After several years - and several hundred sticks - I decided to try and turn this hobby into a business. I joined "Brigantia", a craft organisation in North Yorkshire. With Brigantia's help I attended some country shows and found I could sell a few sticks - not a lot, but a few. I sold a few more through local shops on a sale or return basis. I began to have help from Business Link and my advisor there thought I could just make a go of it - but I had to take it seriously and put real effort in to it if I wanted to succeed.

I found it difficult to give up my job as a Trout Farm Manager - as the main wage earner and with a wife and son to support it was frightening to think what might happen if things did not work out! In 1998 fate stepped in - a car crash made me realise that life is for the living. Although I wasn't hurt, I was diagnosed with epilepsy (I had blacked out, causing the car to crash) and so had to give up driving for a year, while my medication was sorted out. It was during this period that serious plans were made - I arranged a part-time job with local butcher, Brian Thompson. Brian was instrumental in me taking the big leap into self employment - he was very understanding and allowed me to be fairly flexible with the hours I worked. Having left my old job, I worked almost full time for Brian for a few weeks while I sorted out the workshop I had rented from Helmsley Estate. After a while I had enough stick business to keep me employed each afternoon and after only six months I had to leave Brian completely and become a full time stickmaker!

After a few years the business took another turn when I started selling a larger amount of stickmaking materials. My older brother, Martin, had helped me set up this website (actually, he did it all - I just provided the photo's and information) and without the website I certainly could not make a decent full-time living from the business. The website had been running as an add-on to Martin's own website selling everything concerned with Satellite and Digital TV so didn't attract that much business - though Martin's was hugely popular! Only later did I get my own website address and learn how to update it with new items, photo's etc.

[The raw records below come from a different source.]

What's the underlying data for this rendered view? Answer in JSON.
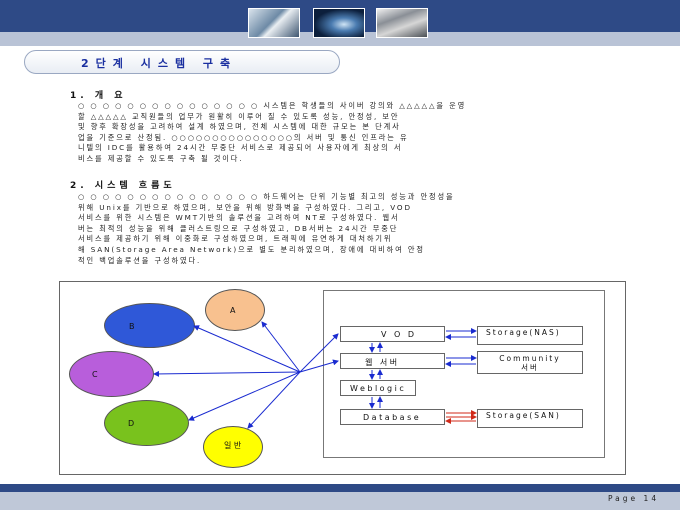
{
  "header": {
    "photos": [
      "office-photo",
      "network-graphic-photo",
      "people-photo"
    ]
  },
  "title": "2단계 시스템 구축",
  "section1": {
    "heading": "1. 개 요",
    "lines": [
      "○ ○ ○ ○ ○ ○ ○ ○ ○ ○ ○ ○ ○ ○ ○  시스템은 학생들의 사이버 강의와 △△△△△을 운영",
      "할 △△△△△ 교직원들의 업무가 원활히 이루어 질 수 있도록 성능, 안정성, 보안",
      "및 향후 확장성을 고려하여 설계 하였으며, 전체 시스템에 대한 규모는 본 단계사",
      "업을 기준으로 산정됨. ○○○○○○○○○○○○○○○의 서버 및 통신 인프라는 유",
      "니텔의 IDC를 활용하여 24시간 무중단 서비스로 제공되어 사용자에게 최상의 서",
      "비스를 제공할 수 있도록 구축 될 것이다."
    ]
  },
  "section2": {
    "heading": "2. 시스템 흐름도",
    "lines": [
      "○ ○ ○ ○ ○ ○ ○ ○ ○ ○ ○ ○ ○ ○ ○  하드웨어는 단위 기능별 최고의 성능과 안정성을",
      "위해 Unix를 기반으로 하였으며, 보안을 위해 방화벽을 구성하였다. 그리고, VOD",
      "서비스를 위한 시스템은 WMT기반의 솔루션을 고려하여 NT로 구성하였다. 웹서",
      "버는 최적의 성능을 위해 클러스트링으로 구성하였고, DB서버는 24시간 무중단",
      "서비스를 제공하기 위해 이중화로 구성하였으며, 트래픽에 유연하게 대처하기위",
      "해 SAN(Storage Area Network)으로 별도 분리하였으며, 장애에 대비하여 안정",
      "적인 백업솔루션을 구성하였다."
    ]
  },
  "diagram": {
    "users": [
      {
        "label": "A",
        "color": "#f8c18f"
      },
      {
        "label": "B",
        "color": "#2f58d8"
      },
      {
        "label": "C",
        "color": "#b85edb"
      },
      {
        "label": "D",
        "color": "#79c21d"
      },
      {
        "label": "일 반",
        "color": "#ffff00"
      }
    ],
    "servers": {
      "vod": "V O D",
      "web": "웹 서버",
      "weblogic": "Weblogic",
      "database": "Database"
    },
    "storage": {
      "nas": "Storage(NAS)",
      "community_line1": "Community",
      "community_line2": "서버",
      "san": "Storage(SAN)"
    },
    "colors": {
      "wire": "#1a2bd0",
      "san_link": "#d02a1a"
    }
  },
  "footer": {
    "page": "Page 14"
  }
}
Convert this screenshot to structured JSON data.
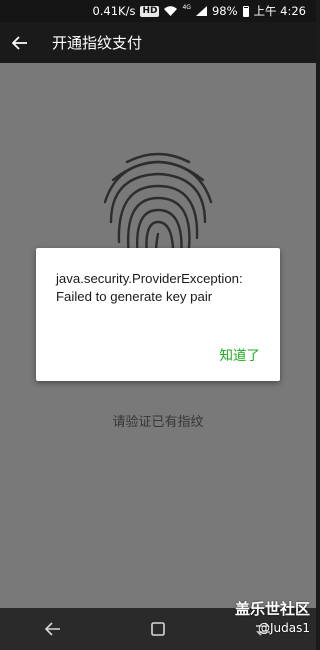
{
  "status_bar": {
    "speed": "0.41K/s",
    "hd": "HD",
    "network": "4G",
    "battery": "98%",
    "time": "上午 4:26"
  },
  "app_bar": {
    "title": "开通指纹支付",
    "back_icon": "arrow-left-icon"
  },
  "content": {
    "fingerprint_icon": "fingerprint-icon",
    "hint": "请验证已有指纹"
  },
  "dialog": {
    "message_line1": "java.security.ProviderException:",
    "message_line2": "Failed to generate key pair",
    "confirm_label": "知道了"
  },
  "nav_bar": {
    "back_icon": "nav-back-icon",
    "home_icon": "square-home-icon",
    "recents_icon": "recents-icon"
  },
  "watermark": {
    "title": "盖乐世社区",
    "user": "@Judas1"
  },
  "colors": {
    "accent_green": "#1aad19",
    "app_bar": "#1a1a1a"
  }
}
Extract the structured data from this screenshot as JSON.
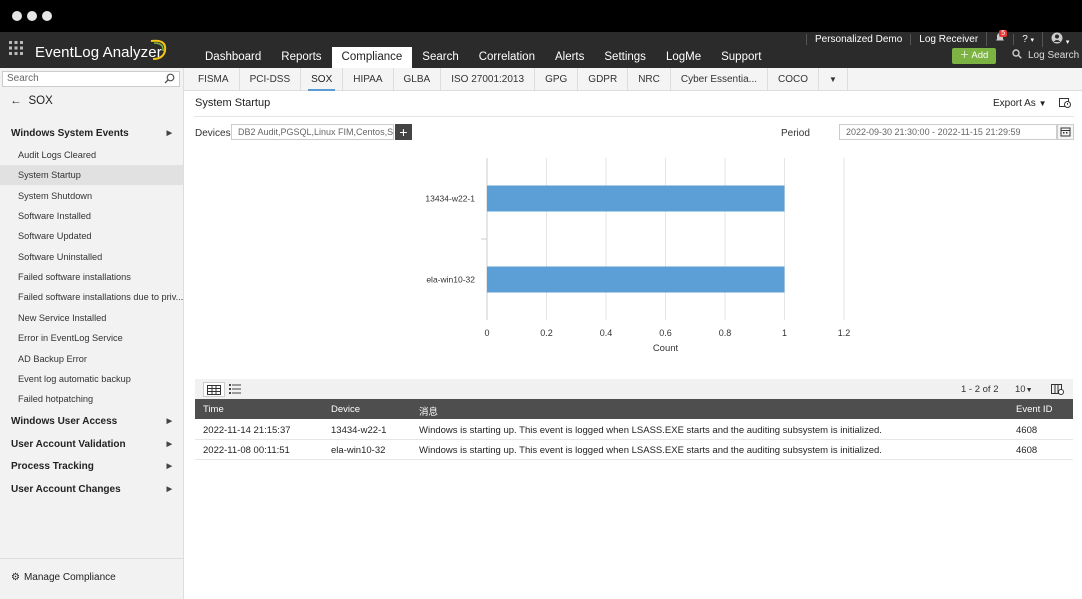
{
  "app": {
    "name": "EventLog Analyzer",
    "top_links": [
      "Personalized Demo",
      "Log Receiver",
      "?"
    ],
    "notification_count": "5",
    "add_label": "Add",
    "log_search_label": "Log Search"
  },
  "nav": {
    "tabs": [
      "Dashboard",
      "Reports",
      "Compliance",
      "Search",
      "Correlation",
      "Alerts",
      "Settings",
      "LogMe",
      "Support"
    ],
    "active": "Compliance"
  },
  "subnav": {
    "tabs": [
      "FISMA",
      "PCI-DSS",
      "SOX",
      "HIPAA",
      "GLBA",
      "ISO 27001:2013",
      "GPG",
      "GDPR",
      "NRC",
      "Cyber Essentia...",
      "COCO"
    ],
    "active": "SOX"
  },
  "sidebar": {
    "search_placeholder": "Search",
    "back_label": "SOX",
    "section1": "Windows System Events",
    "items": [
      "Audit Logs Cleared",
      "System Startup",
      "System Shutdown",
      "Software Installed",
      "Software Updated",
      "Software Uninstalled",
      "Failed software installations",
      "Failed software installations due to priv...",
      "New Service Installed",
      "Error in EventLog Service",
      "AD Backup Error",
      "Event log automatic backup",
      "Failed hotpatching"
    ],
    "active_item": "System Startup",
    "sections": [
      "Windows User Access",
      "User Account Validation",
      "Process Tracking",
      "User Account Changes"
    ],
    "footer": "Manage Compliance"
  },
  "report": {
    "title": "System Startup",
    "export_label": "Export As",
    "devices_label": "Devices",
    "devices_value": "DB2 Audit,PGSQL,Linux FIM,Centos,S...",
    "period_label": "Period",
    "period_value": "2022-09-30 21:30:00 - 2022-11-15 21:29:59"
  },
  "chart_data": {
    "type": "bar",
    "orientation": "horizontal",
    "categories": [
      "13434-w22-1",
      "ela-win10-32"
    ],
    "values": [
      1,
      1
    ],
    "xlabel": "Count",
    "ylabel": "",
    "xlim": [
      0,
      1.2
    ],
    "xticks": [
      "0",
      "0.2",
      "0.4",
      "0.6",
      "0.8",
      "1",
      "1.2"
    ],
    "grid": true,
    "color": "#5b9fd6"
  },
  "table": {
    "pagination": "1 - 2 of 2",
    "page_size": "10",
    "headers": [
      "Time",
      "Device",
      "消息",
      "Event ID"
    ],
    "rows": [
      [
        "2022-11-14 21:15:37",
        "13434-w22-1",
        "Windows is starting up. This event is logged when LSASS.EXE starts and the auditing subsystem is initialized.",
        "4608"
      ],
      [
        "2022-11-08 00:11:51",
        "ela-win10-32",
        "Windows is starting up. This event is logged when LSASS.EXE starts and the auditing subsystem is initialized.",
        "4608"
      ]
    ]
  }
}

Jacky came into the business - well, I dragged her in really - a few years later and she's a great help making a lot of the sticks - she won't carve or make horn sticks, but does make a lot of the walking sticks, hiking sticks and thumbsticks. She also packs most of the orders and does my book keeping too! Jacky was a real help at shows because she organised me when we packed the car and trailer and when we set up the stall and put all the sticks and DIY items out for customers to see. We're a real team now - full partners in 'The Stick Man' business. I deal with the website now and normally take the phone orders too. I concentrate on the carved sticks - when the phone stops ringing - and do most of the horn sticks, though I have a couple of local helpers who make some of them if I'm too busy.

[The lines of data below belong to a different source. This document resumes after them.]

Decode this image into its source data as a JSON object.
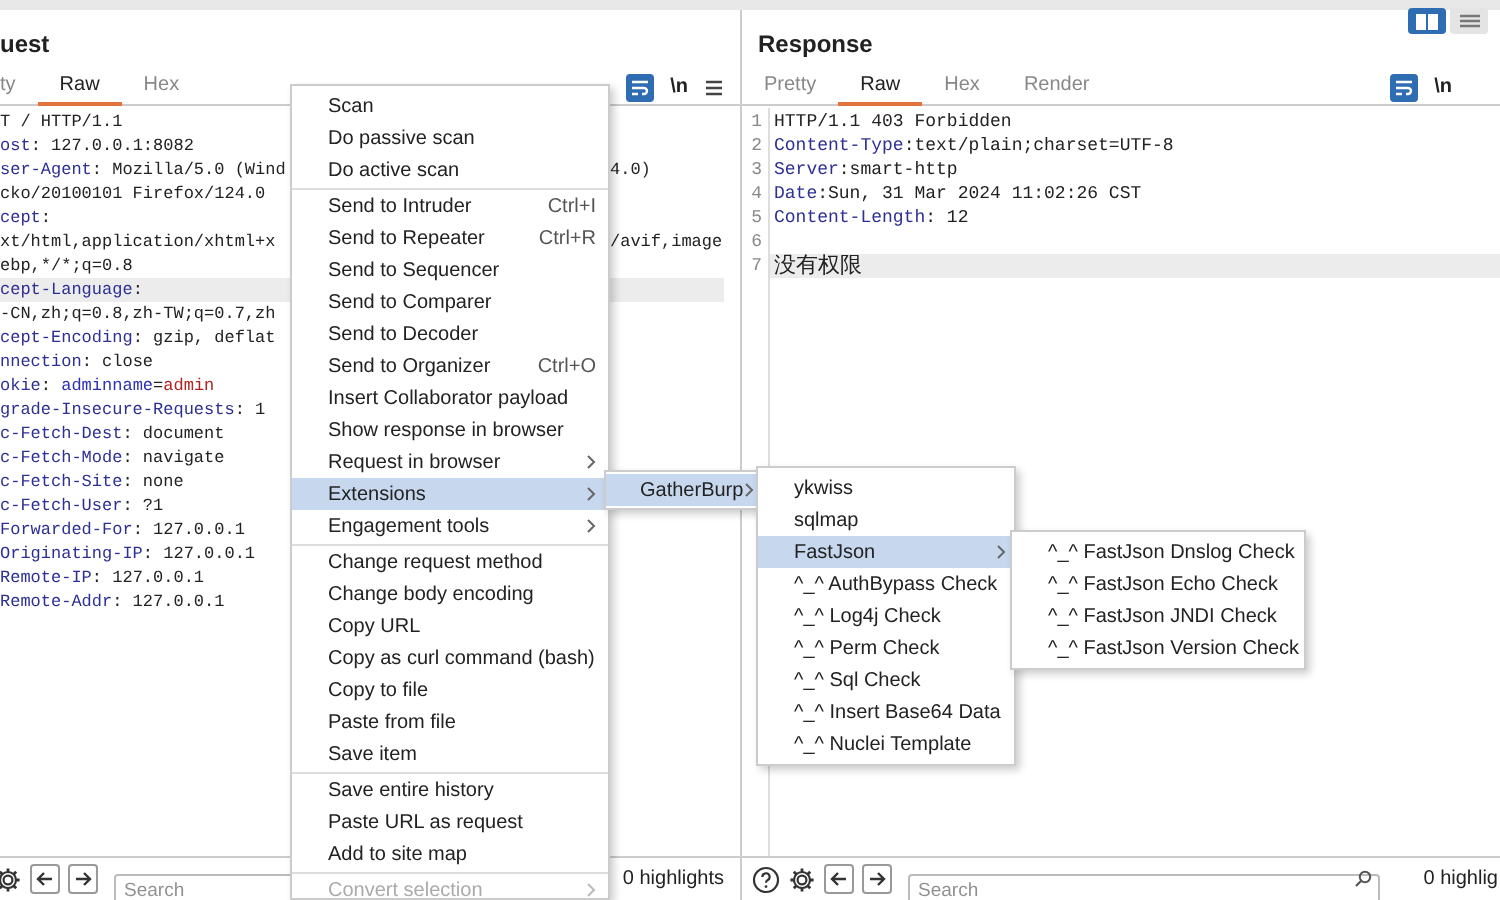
{
  "request": {
    "title": "uest",
    "tabs": [
      {
        "label": "ty",
        "selected": false
      },
      {
        "label": "Raw",
        "selected": true
      },
      {
        "label": "Hex",
        "selected": false
      }
    ],
    "toolbar": {
      "newline_label": "\\n"
    },
    "lines": [
      {
        "parts": [
          {
            "kind": "plain",
            "text": "T / HTTP/1.1"
          }
        ],
        "highlighted": false
      },
      {
        "parts": [
          {
            "kind": "key",
            "text": "ost"
          },
          {
            "kind": "plain",
            "text": ": 127.0.0.1:8082"
          }
        ],
        "highlighted": false
      },
      {
        "parts": [
          {
            "kind": "key",
            "text": "ser-Agent"
          },
          {
            "kind": "plain",
            "text": ": Mozilla/5.0 (Wind"
          }
        ],
        "right": "4.0)",
        "highlighted": false
      },
      {
        "parts": [
          {
            "kind": "plain",
            "text": "cko/20100101 Firefox/124.0"
          }
        ],
        "highlighted": false
      },
      {
        "parts": [
          {
            "kind": "key",
            "text": "cept"
          },
          {
            "kind": "plain",
            "text": ":"
          }
        ],
        "highlighted": false
      },
      {
        "parts": [
          {
            "kind": "plain",
            "text": "xt/html,application/xhtml+x"
          }
        ],
        "right": "/avif,image",
        "highlighted": false
      },
      {
        "parts": [
          {
            "kind": "plain",
            "text": "ebp,*/*;q=0.8"
          }
        ],
        "highlighted": false
      },
      {
        "parts": [
          {
            "kind": "key",
            "text": "cept-Language"
          },
          {
            "kind": "plain",
            "text": ":"
          }
        ],
        "highlighted": true
      },
      {
        "parts": [
          {
            "kind": "plain",
            "text": "-CN,zh;q=0.8,zh-TW;q=0.7,zh"
          }
        ],
        "highlighted": false
      },
      {
        "parts": [
          {
            "kind": "key",
            "text": "cept-Encoding"
          },
          {
            "kind": "plain",
            "text": ": gzip, deflat"
          }
        ],
        "highlighted": false
      },
      {
        "parts": [
          {
            "kind": "key",
            "text": "nnection"
          },
          {
            "kind": "plain",
            "text": ": close"
          }
        ],
        "highlighted": false
      },
      {
        "parts": [
          {
            "kind": "key",
            "text": "okie"
          },
          {
            "kind": "plain",
            "text": ": "
          },
          {
            "kind": "param",
            "text": "adminname"
          },
          {
            "kind": "plain",
            "text": "="
          },
          {
            "kind": "paramvalue",
            "text": "admin"
          }
        ],
        "highlighted": false
      },
      {
        "parts": [
          {
            "kind": "key",
            "text": "grade-Insecure-Requests"
          },
          {
            "kind": "plain",
            "text": ": 1"
          }
        ],
        "highlighted": false
      },
      {
        "parts": [
          {
            "kind": "key",
            "text": "c-Fetch-Dest"
          },
          {
            "kind": "plain",
            "text": ": document"
          }
        ],
        "highlighted": false
      },
      {
        "parts": [
          {
            "kind": "key",
            "text": "c-Fetch-Mode"
          },
          {
            "kind": "plain",
            "text": ": navigate"
          }
        ],
        "highlighted": false
      },
      {
        "parts": [
          {
            "kind": "key",
            "text": "c-Fetch-Site"
          },
          {
            "kind": "plain",
            "text": ": none"
          }
        ],
        "highlighted": false
      },
      {
        "parts": [
          {
            "kind": "key",
            "text": "c-Fetch-User"
          },
          {
            "kind": "plain",
            "text": ": ?1"
          }
        ],
        "highlighted": false
      },
      {
        "parts": [
          {
            "kind": "key",
            "text": "Forwarded-For"
          },
          {
            "kind": "plain",
            "text": ": 127.0.0.1"
          }
        ],
        "highlighted": false
      },
      {
        "parts": [
          {
            "kind": "key",
            "text": "Originating-IP"
          },
          {
            "kind": "plain",
            "text": ": 127.0.0.1"
          }
        ],
        "highlighted": false
      },
      {
        "parts": [
          {
            "kind": "key",
            "text": "Remote-IP"
          },
          {
            "kind": "plain",
            "text": ": 127.0.0.1"
          }
        ],
        "highlighted": false
      },
      {
        "parts": [
          {
            "kind": "key",
            "text": "Remote-Addr"
          },
          {
            "kind": "plain",
            "text": ": 127.0.0.1"
          }
        ],
        "highlighted": false
      }
    ],
    "search": {
      "placeholder": "Search"
    },
    "highlights": "0 highlights"
  },
  "response": {
    "title": "Response",
    "tabs": [
      {
        "label": "Pretty",
        "selected": false
      },
      {
        "label": "Raw",
        "selected": true
      },
      {
        "label": "Hex",
        "selected": false
      },
      {
        "label": "Render",
        "selected": false
      }
    ],
    "toolbar": {
      "newline_label": "\\n"
    },
    "lines": [
      {
        "number": "1",
        "parts": [
          {
            "kind": "plain",
            "text": "HTTP/1.1 403 Forbidden"
          }
        ],
        "highlighted": false
      },
      {
        "number": "2",
        "parts": [
          {
            "kind": "key",
            "text": "Content-Type"
          },
          {
            "kind": "plain",
            "text": ":text/plain;charset=UTF-8"
          }
        ],
        "highlighted": false
      },
      {
        "number": "3",
        "parts": [
          {
            "kind": "key",
            "text": "Server"
          },
          {
            "kind": "plain",
            "text": ":smart-http"
          }
        ],
        "highlighted": false
      },
      {
        "number": "4",
        "parts": [
          {
            "kind": "key",
            "text": "Date"
          },
          {
            "kind": "plain",
            "text": ":Sun, 31 Mar 2024 11:02:26 CST"
          }
        ],
        "highlighted": false
      },
      {
        "number": "5",
        "parts": [
          {
            "kind": "key",
            "text": "Content-Length"
          },
          {
            "kind": "plain",
            "text": ": 12"
          }
        ],
        "highlighted": false
      },
      {
        "number": "6",
        "highlighted": false
      },
      {
        "number": "7",
        "parts": [
          {
            "kind": "cjk",
            "text": "没有权限"
          }
        ],
        "highlighted": true
      }
    ],
    "search": {
      "placeholder": "Search"
    },
    "highlights": "0 highlig"
  },
  "layout_toggle": [
    {
      "selected": true
    },
    {
      "selected": false
    }
  ],
  "context_menu": {
    "groups": [
      [
        {
          "label": "Scan",
          "has_submenu": false,
          "selected": false,
          "disabled": false
        },
        {
          "label": "Do passive scan",
          "has_submenu": false,
          "selected": false,
          "disabled": false
        },
        {
          "label": "Do active scan",
          "has_submenu": false,
          "selected": false,
          "disabled": false
        }
      ],
      [
        {
          "label": "Send to Intruder",
          "shortcut": "Ctrl+I",
          "has_submenu": false,
          "selected": false,
          "disabled": false
        },
        {
          "label": "Send to Repeater",
          "shortcut": "Ctrl+R",
          "has_submenu": false,
          "selected": false,
          "disabled": false
        },
        {
          "label": "Send to Sequencer",
          "has_submenu": false,
          "selected": false,
          "disabled": false
        },
        {
          "label": "Send to Comparer",
          "has_submenu": false,
          "selected": false,
          "disabled": false
        },
        {
          "label": "Send to Decoder",
          "has_submenu": false,
          "selected": false,
          "disabled": false
        },
        {
          "label": "Send to Organizer",
          "shortcut": "Ctrl+O",
          "has_submenu": false,
          "selected": false,
          "disabled": false
        },
        {
          "label": "Insert Collaborator payload",
          "has_submenu": false,
          "selected": false,
          "disabled": false
        },
        {
          "label": "Show response in browser",
          "has_submenu": false,
          "selected": false,
          "disabled": false
        },
        {
          "label": "Request in browser",
          "has_submenu": true,
          "selected": false,
          "disabled": false
        },
        {
          "label": "Extensions",
          "has_submenu": true,
          "selected": true,
          "disabled": false
        },
        {
          "label": "Engagement tools",
          "has_submenu": true,
          "selected": false,
          "disabled": false
        }
      ],
      [
        {
          "label": "Change request method",
          "has_submenu": false,
          "selected": false,
          "disabled": false
        },
        {
          "label": "Change body encoding",
          "has_submenu": false,
          "selected": false,
          "disabled": false
        },
        {
          "label": "Copy URL",
          "has_submenu": false,
          "selected": false,
          "disabled": false
        },
        {
          "label": "Copy as curl command (bash)",
          "has_submenu": false,
          "selected": false,
          "disabled": false
        },
        {
          "label": "Copy to file",
          "has_submenu": false,
          "selected": false,
          "disabled": false
        },
        {
          "label": "Paste from file",
          "has_submenu": false,
          "selected": false,
          "disabled": false
        },
        {
          "label": "Save item",
          "has_submenu": false,
          "selected": false,
          "disabled": false
        }
      ],
      [
        {
          "label": "Save entire history",
          "has_submenu": false,
          "selected": false,
          "disabled": false
        },
        {
          "label": "Paste URL as request",
          "has_submenu": false,
          "selected": false,
          "disabled": false
        },
        {
          "label": "Add to site map",
          "has_submenu": false,
          "selected": false,
          "disabled": false
        }
      ],
      [
        {
          "label": "Convert selection",
          "has_submenu": true,
          "selected": false,
          "disabled": true
        }
      ]
    ]
  },
  "extensions_submenu": {
    "items": [
      {
        "label": "GatherBurp",
        "has_submenu": true,
        "selected": true,
        "disabled": false
      }
    ]
  },
  "gatherburp_submenu": {
    "items": [
      {
        "label": "ykwiss",
        "has_submenu": false,
        "selected": false,
        "disabled": false
      },
      {
        "label": "sqlmap",
        "has_submenu": false,
        "selected": false,
        "disabled": false
      },
      {
        "label": "FastJson",
        "has_submenu": true,
        "selected": true,
        "disabled": false
      },
      {
        "label": "^_^ AuthBypass Check",
        "has_submenu": false,
        "selected": false,
        "disabled": false
      },
      {
        "label": "^_^ Log4j Check",
        "has_submenu": false,
        "selected": false,
        "disabled": false
      },
      {
        "label": "^_^ Perm Check",
        "has_submenu": false,
        "selected": false,
        "disabled": false
      },
      {
        "label": "^_^ Sql Check",
        "has_submenu": false,
        "selected": false,
        "disabled": false
      },
      {
        "label": "^_^ Insert Base64 Data",
        "has_submenu": false,
        "selected": false,
        "disabled": false
      },
      {
        "label": "^_^ Nuclei Template",
        "has_submenu": false,
        "selected": false,
        "disabled": false
      }
    ]
  },
  "fastjson_submenu": {
    "items": [
      {
        "label": "^_^ FastJson Dnslog Check",
        "has_submenu": false,
        "selected": false,
        "disabled": false
      },
      {
        "label": "^_^ FastJson Echo Check",
        "has_submenu": false,
        "selected": false,
        "disabled": false
      },
      {
        "label": "^_^ FastJson JNDI Check",
        "has_submenu": false,
        "selected": false,
        "disabled": false
      },
      {
        "label": "^_^ FastJson Version Check",
        "has_submenu": false,
        "selected": false,
        "disabled": false
      }
    ]
  }
}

Around 80 to 90% of the business is generated from this website now. Even visitors to the shop or telephone callers frequently say that they found us first on the web. I'm often asked by other stickmakers how I can sell my sticks, while they can't. I think it's primarily down to three things: 1) An excellent product range. 2) Great customer service and 3) A brilliant website - these aren't my own words, they are what customers have told me!